Thiago Teixeira/Estadão
Thiago Teixeira/Estadão

'Prévia do PIB' aponta melhora em junho, mas cai 0,53% no 2º trimestre

Na comparação entre os meses de junho de 2016 e 2015, houve baixa de 3,14%; IBC-Br serve como parâmetro para avaliar o ritmo da economia brasileira ao longo dos meses

Fabrício de Castro, O Estado de S.Paulo

12 de agosto de 2016 | 09h03

BRASÍLIA - Após cair 0,45% em maio (dado já revisado), a economia brasileira voltou a subir em junho. O Índice de Atividade Econômica do Banco Central (IBC-Br) do mês teve alta de 0,23% ante maio, com ajuste sazonal. O índice, considerado a "prévia do PIB", fechou o segundo trimestre com contração de 0,53% sobre os primeiros três meses do ano, segundo dados dessazonalizados divulgados pelo BC nesta sexta-feira, 12.

O índice de atividade calculado pelo BC passou de 133,73 pontos para 134,04 pontos na série dessazonalizada de maio para junho. A alta do IBC-Br ficou mais superior à mediana de +0,18% obtida com as estimativas de 21 analistas do mercado financeiro consultados pelo Projeções Broadcast, mas dentro do intervalo que ia de queda de 0,60% a alta de 0,45%.

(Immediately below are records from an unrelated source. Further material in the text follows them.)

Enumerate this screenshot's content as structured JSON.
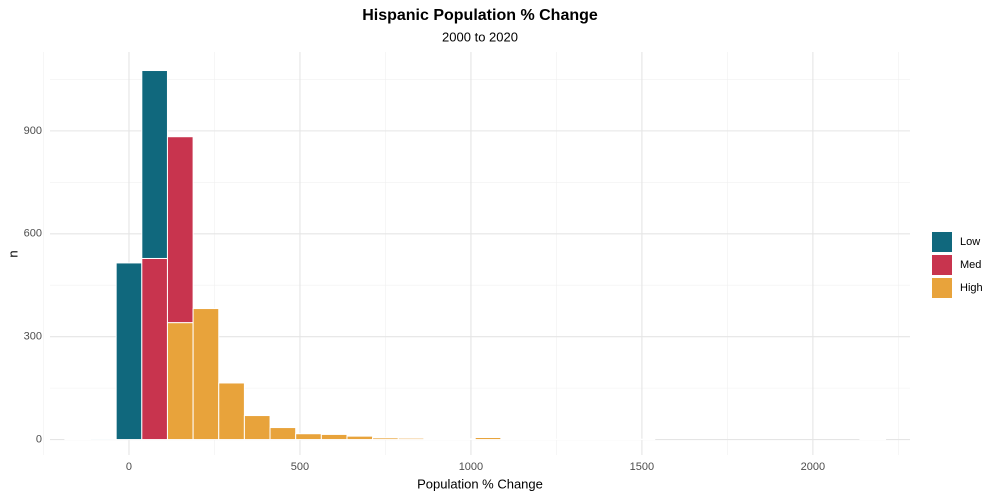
{
  "chart_data": {
    "type": "histogram",
    "title": "Hispanic Population % Change",
    "subtitle": "2000 to 2020",
    "x_label": "Population % Change",
    "y_label": "n",
    "bins": [
      -187.5,
      -112.5,
      -37.5,
      37.5,
      112.5,
      187.5,
      262.5,
      337.5,
      412.5,
      487.5,
      562.5,
      637.5,
      712.5,
      787.5,
      862.5,
      937.5,
      1012.5,
      1087.5,
      1162.5,
      1237.5,
      1312.5,
      1387.5,
      1462.5,
      1537.5,
      1612.5,
      1687.5,
      1762.5,
      1837.5,
      1912.5,
      1987.5,
      2062.5,
      2137.5,
      2212.5
    ],
    "series": [
      {
        "name": "Low",
        "color": "#10687d",
        "values": [
          2,
          3,
          515,
          548,
          0,
          0,
          0,
          0,
          0,
          0,
          0,
          0,
          0,
          0,
          0,
          0,
          0,
          0,
          0,
          0,
          0,
          0,
          0,
          0,
          0,
          0,
          0,
          0,
          0,
          0,
          0,
          2
        ]
      },
      {
        "name": "Med",
        "color": "#c8344e",
        "values": [
          0,
          0,
          0,
          528,
          542,
          0,
          0,
          0,
          0,
          0,
          0,
          0,
          0,
          0,
          0,
          0,
          0,
          0,
          0,
          0,
          0,
          0,
          0,
          0,
          0,
          0,
          0,
          0,
          0,
          0,
          0,
          0
        ]
      },
      {
        "name": "High",
        "color": "#e8a33b",
        "values": [
          0,
          0,
          0,
          0,
          341,
          382,
          165,
          70,
          35,
          17,
          15,
          10,
          5,
          4,
          2,
          2,
          6,
          1,
          1,
          1,
          1,
          1,
          1,
          0,
          0,
          0,
          0,
          0,
          0,
          0,
          0,
          0
        ]
      }
    ],
    "xlim": [
      -231,
      2284
    ],
    "xticks": [
      0,
      500,
      1000,
      1500,
      2000
    ],
    "x_minor_gridlines": [
      -250,
      250,
      750,
      1250,
      1750,
      2250
    ],
    "ylim": [
      -45,
      1130
    ],
    "yticks": [
      0,
      300,
      600,
      900
    ],
    "y_minor_gridlines": [
      150,
      450,
      750,
      1050
    ],
    "grid": true,
    "legend_position": "right"
  }
}
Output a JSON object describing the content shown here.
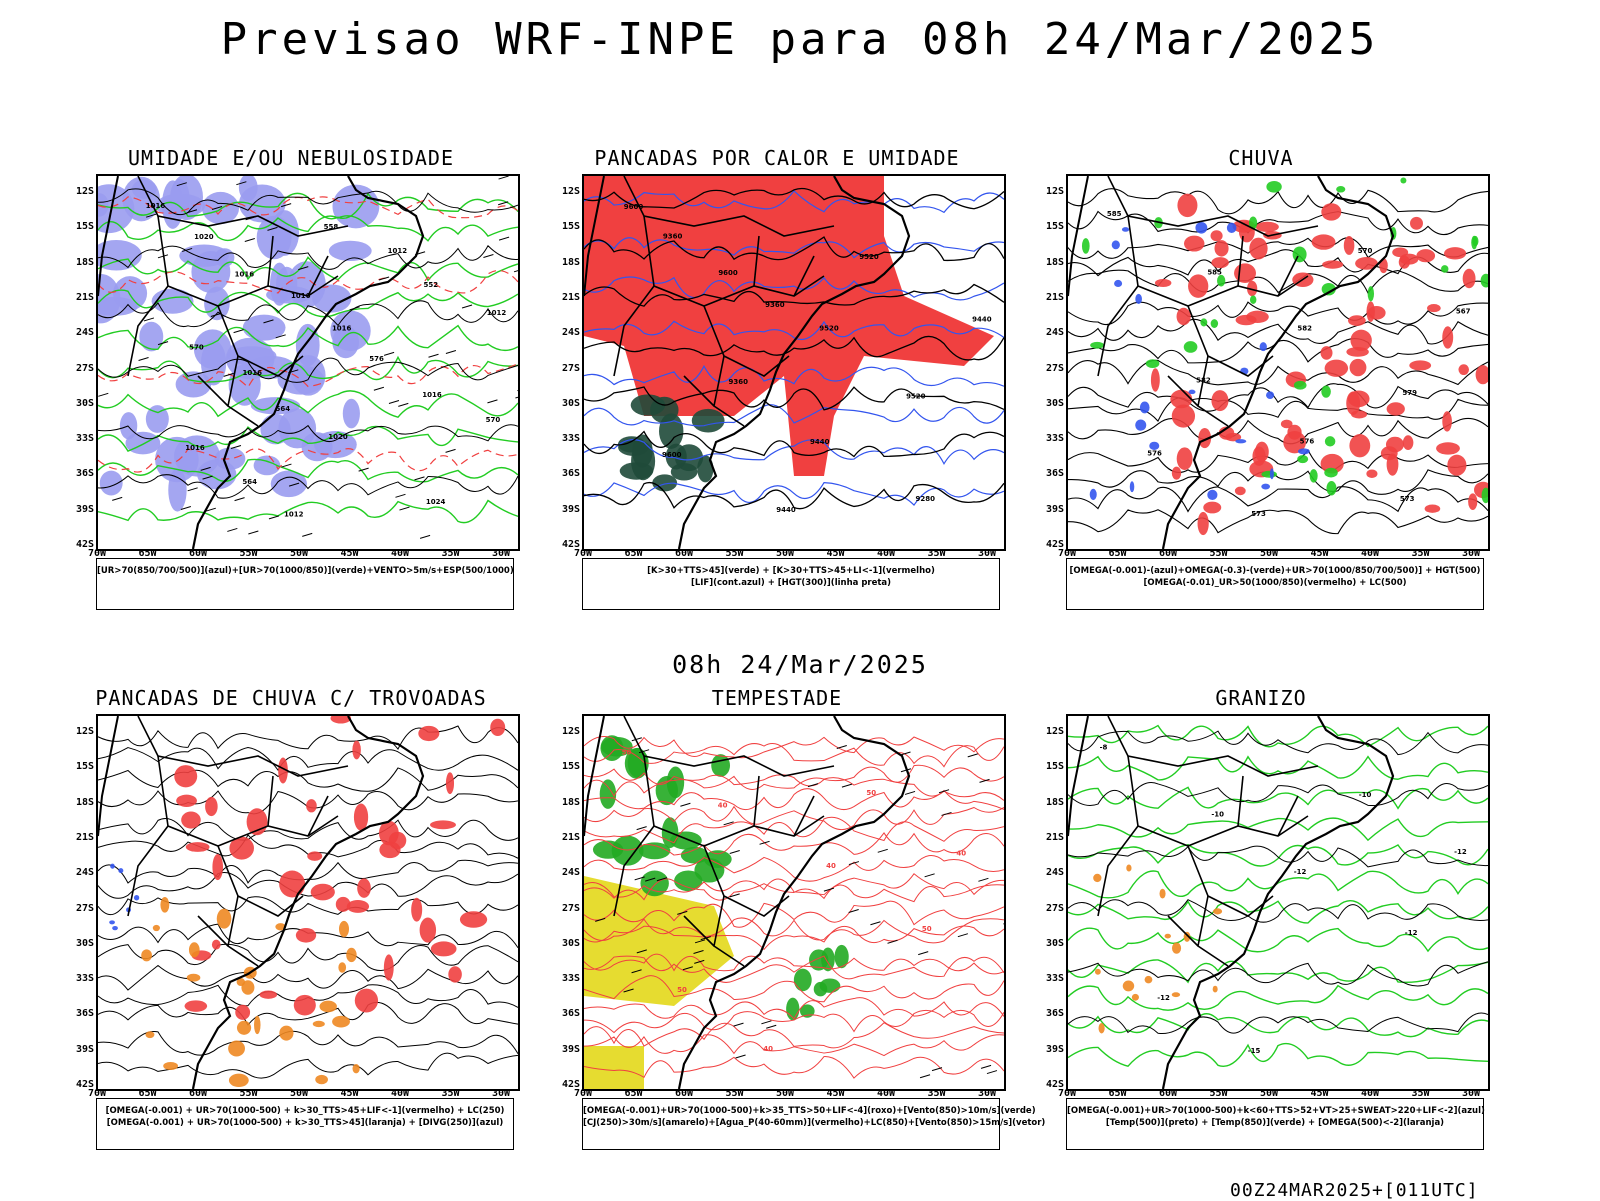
{
  "main_title": "Previsao WRF-INPE  para 08h 24/Mar/2025",
  "mid_date": "08h 24/Mar/2025",
  "footer_run": "00Z24MAR2025+[011UTC]",
  "lat_labels": [
    "12S",
    "15S",
    "18S",
    "21S",
    "24S",
    "27S",
    "30S",
    "33S",
    "36S",
    "39S",
    "42S"
  ],
  "lon_labels": [
    "70W",
    "65W",
    "60W",
    "55W",
    "50W",
    "45W",
    "40W",
    "35W",
    "30W"
  ],
  "colors": {
    "humidity_blue": "#9a9cf0",
    "humidity_green": "#22cc22",
    "convective_red": "#f04040",
    "dark_green": "#1f4a3a",
    "contour_blue": "#3355ee",
    "storm_yellow": "#e6dc30",
    "hail_orange": "#ee8822"
  },
  "panels": [
    {
      "title": "UMIDADE E/OU NEBULOSIDADE",
      "legend": [
        "[UR>70(850/700/500)](azul)+[UR>70(1000/850)](verde)+VENTO>5m/s+ESP(500/1000)"
      ],
      "contour_labels": [
        "1016",
        "1016",
        "1016",
        "1016",
        "1016",
        "1012",
        "1012",
        "1012",
        "1016",
        "1020",
        "1024",
        "1020",
        "1016",
        "576",
        "570",
        "564",
        "558",
        "552",
        "570",
        "564"
      ]
    },
    {
      "title": "PANCADAS POR CALOR E UMIDADE",
      "legend": [
        "[K>30+TTS>45](verde)  +  [K>30+TTS>45+LI<-1](vermelho)",
        "[LIF](cont.azul)  +  [HGT(300)](linha preta)"
      ],
      "contour_labels": [
        "9600",
        "9600",
        "9520",
        "9520",
        "9600",
        "9440",
        "9520",
        "9440",
        "9360",
        "9440",
        "9280",
        "9360",
        "9360"
      ]
    },
    {
      "title": "CHUVA",
      "legend": [
        "[OMEGA(-0.001)-(azul)+OMEGA(-0.3)-(verde)+UR>70(1000/850/700/500)]  +  HGT(500)",
        "[OMEGA(-0.01)_UR>50(1000/850)(vermelho)  +  LC(500)"
      ],
      "contour_labels": [
        "585",
        "585",
        "582",
        "579",
        "576",
        "573",
        "570",
        "567",
        "582",
        "576",
        "573"
      ]
    },
    {
      "title": "PANCADAS DE CHUVA C/ TROVOADAS",
      "legend": [
        "[OMEGA(-0.001)  +  UR>70(1000-500)  +  k>30_TTS>45+LIF<-1](vermelho)  +  LC(250)",
        "[OMEGA(-0.001)  +  UR>70(1000-500)  +  k>30_TTS>45](laranja)  +  [DIVG(250)](azul)"
      ],
      "contour_labels": []
    },
    {
      "title": "TEMPESTADE",
      "legend": [
        "[OMEGA(-0.001)+UR>70(1000-500)+k>35_TTS>50+LIF<-4](roxo)+[Vento(850)>10m/s](verde)",
        "[CJ(250)>30m/s](amarelo)+[Agua_P(40-60mm)](vermelho)+LC(850)+[Vento(850)>15m/s](vetor)"
      ],
      "contour_labels": [
        "50",
        "40",
        "40",
        "50",
        "50",
        "40",
        "50",
        "40"
      ]
    },
    {
      "title": "GRANIZO",
      "legend": [
        "[OMEGA(-0.001)+UR>70(1000-500)+k<60+TTS>52+VT>25+SWEAT>220+LIF<-2](azul)",
        "[Temp(500)](preto)  +  [Temp(850)](verde)  +  [OMEGA(500)<-2](laranja)"
      ],
      "contour_labels": [
        "-8",
        "-10",
        "-12",
        "-12",
        "-12",
        "-15",
        "-10",
        "-12"
      ]
    }
  ]
}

No acumulado deste ano, a retração é de 5,38% pela série sem ajustes sazonais. Também pela série observada, é possível identificar um recuo de 5,60% nos 12 meses encerrados em junho.

Na comparação entre os meses de junho de 2016 e 2015, houve baixa de 3,14% também na série sem ajustes sazonais. A série observada encerrou com o IBC-Br em 134,52 pontos, ante 133,14 de maio. O indicador de junho de 2016 ante o mesmo mês de 2015 mostrou uma retração menor do que a apontada pela mediana (-3,45%) das previsões de 18 analistas do mercado financeiro ouvidos pelo Projeções Broadcast (-4,1% a -2,8% de intervalo).

Como de costume, o Banco Central revisou dados do Índice de Atividade Econômica na margem, na série com ajuste. Em maio, o IBC-Br passou de -0,51% para -0,45%. Em abril, o índice foi alterado de +0,07% para +0,10%. No caso de março, a revisão foi de -0,42% para -0,46%. O dado de fevereiro foi de -0,30% para -0,31% e o de janeiro, de -0,69% para -0,68%. Em relação à dezembro do ano passado, o BC substituiu a taxa de -0,21% pela de -0,23% e a de novembro, de -0,86% pela de -0,81%.

De acordo com o BC, a nova série incorpora a estrutura de produtos e avanços metodológicos do Sistema de Contas Nacional - Referencia 2010, do IBGE. Destacam-se também a incorporação da PNAD Contínua em substituição à Pesquisa Mensal de Emprego (PME) e a da Pesquisa Mensal de Serviços (PMS).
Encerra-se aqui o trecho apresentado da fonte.